Osman Abdel-Moneim M, Al-Malki Hamdan S, Al-Harthi Sameer E, El-Hanafy Amr A, Elashmaoui Hassan M, Elshal Mohamed F
Pharmacology Department, Faculty of Medicine, King Abdulaziz University, Jeddah 21589, Saudi Arabia.
Department of Biological Science, Faculty of Science, King Abdulaziz University, Jeddah 21589, Saudi Arabia.
Mol Med Rep. 2015 Jul;12(1):1368-74. doi: 10.3892/mmr.2015.3513. Epub 2015 Mar 19.
Colorectal cancer (CRC) is a leading cause of cancer-associated mortality worldwide. Cisplatin (CIS) is one of the most active cytotoxic agents in current use and it has proven efficacy against various human malignancies. However, its clinical usefulness has been restricted by detrimental side effects, including nephrotoxicity and myelosuppression. The aim of the present study was to attempt to decrease the required dose of CIS, in order to minimize its side effects, and increase its capability to arrest, delay or reverse carcinogenesis. In addition, the present study aimed to ameliorate CIS-resistance in CRC cells, using the natural compound resveratrol (RSVL). RSVL (3,4', 5-trihydroxy-trans-stilbene) is a naturally occurring polyphenol present in the roots of white hellebore (Veratrum grandiflorum O. Loes) and extracted from >70 other plant species. RSVL can exert antioxidant and anti-inflammatory activities, and it has been shown to be active in the regulation of numerous cellular events associated with carcinogenesis. The present study evaluated the effects of RSVL on sensitization of both parent and CIS-resistant HCT-116 CRC cells to the action of cisplatin. The CIS was administered at a dose of 5 and 20 µg/ml, and CIS cytotoxicity, apoptosis, cell cycle and cisplatin cellular uptake were examined in the presence and absence of RSVL (15 µg/ml). RSVL treatment showed anti-proliferative effects and enhanced the cytotoxic effects of cis against the growth of both parent and CIS-resistant HCT-116 CRC cells, with a half maximal inhibitory concentration of 4.20 µg/ml and 4.72 µg/ml respectively. RSVL also induced a significant increase in the early apoptosis fraction and enhanced the subsequent apoptotic effects of CIS. The cellular uptake of CIS was significantly increased in the presence of RSVL, as compared with CIS treatment alone, and RSVL treatment sensitized the CIS-resistant HCT-116 cells. In conclusion, RSVL treatment increased the cytotoxic activity of CIS against the growth of both parent and CIS-resistant HCT-116 CRC cells.

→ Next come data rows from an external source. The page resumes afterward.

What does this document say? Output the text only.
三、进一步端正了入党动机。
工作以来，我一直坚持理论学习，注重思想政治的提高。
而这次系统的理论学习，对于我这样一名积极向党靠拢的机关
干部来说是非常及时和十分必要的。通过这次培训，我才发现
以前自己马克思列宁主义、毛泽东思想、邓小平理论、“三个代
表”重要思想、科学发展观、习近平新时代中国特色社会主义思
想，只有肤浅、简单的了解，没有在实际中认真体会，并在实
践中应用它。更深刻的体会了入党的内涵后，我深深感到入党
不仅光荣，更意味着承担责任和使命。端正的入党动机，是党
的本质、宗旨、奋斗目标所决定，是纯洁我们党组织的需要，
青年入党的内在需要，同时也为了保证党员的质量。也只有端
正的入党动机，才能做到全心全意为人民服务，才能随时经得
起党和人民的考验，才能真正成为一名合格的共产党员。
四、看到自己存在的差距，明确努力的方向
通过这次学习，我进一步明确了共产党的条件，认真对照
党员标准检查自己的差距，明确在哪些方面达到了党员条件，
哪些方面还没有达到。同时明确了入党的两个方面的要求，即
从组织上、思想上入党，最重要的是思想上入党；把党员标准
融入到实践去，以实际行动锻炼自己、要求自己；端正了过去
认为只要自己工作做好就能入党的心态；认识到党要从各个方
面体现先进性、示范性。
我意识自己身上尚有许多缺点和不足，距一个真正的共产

结直肠癌(CRC)是全球癌症相关死亡的主要原因之一。顺铂(CIS)是目前使用的最有效的细胞毒性药物之一,已被证明对各种人类恶性肿瘤有效。然而,其临床应用受到有害副作用的限制,包括肾毒性和骨髓抑制。本研究的目的是试图降低CIS的所需剂量,以尽量减少其副作用,并提高其阻止、延缓或逆转致癌作用的能力。此外,本研究旨在使用天然化合物白藜芦醇(RSVL)改善CRC细胞对CIS的耐药性。RSVL(3,4',5-三羟基反式芪)是一种天然存在的多酚,存在于白藜芦(Veratrum grandiflorum O. Loes)的根中,并从其他70多种植物中提取。RSVL可以发挥抗氧化和抗炎活性,并且已被证明在调节与致癌作用相关的众多细胞事件中具有活性。本研究评估了RSVL对亲本和CIS耐药的HCT-116 CRC细胞对顺铂作用的敏感性的影响。以5和20μg/ml的剂量给予CIS,并在存在和不存在RSVL(15μg/ml)的情况下检查CIS细胞毒性、凋亡、细胞周期和顺铂细胞摄取。RSVL处理显示出抗增殖作用,并增强了顺铂对亲本和CIS耐药的HCT-116 CRC细胞生长的细胞毒性作用,半数最大抑制浓度分别为4.20μg/ml和4.72μg/ml。RSVL还导致早期凋亡分数显著增加,并增强了CIS随后的凋亡作用。与单独的CIS处理相比,在存在RSVL的情况下,CIS的细胞摄取显著增加,并且RSVL处理使CIS耐药的HCT-116细胞敏感。总之,RSVL处理增加了CIS对亲本和CIS耐药的HCT-116 CRC细胞生长的细胞毒性活性。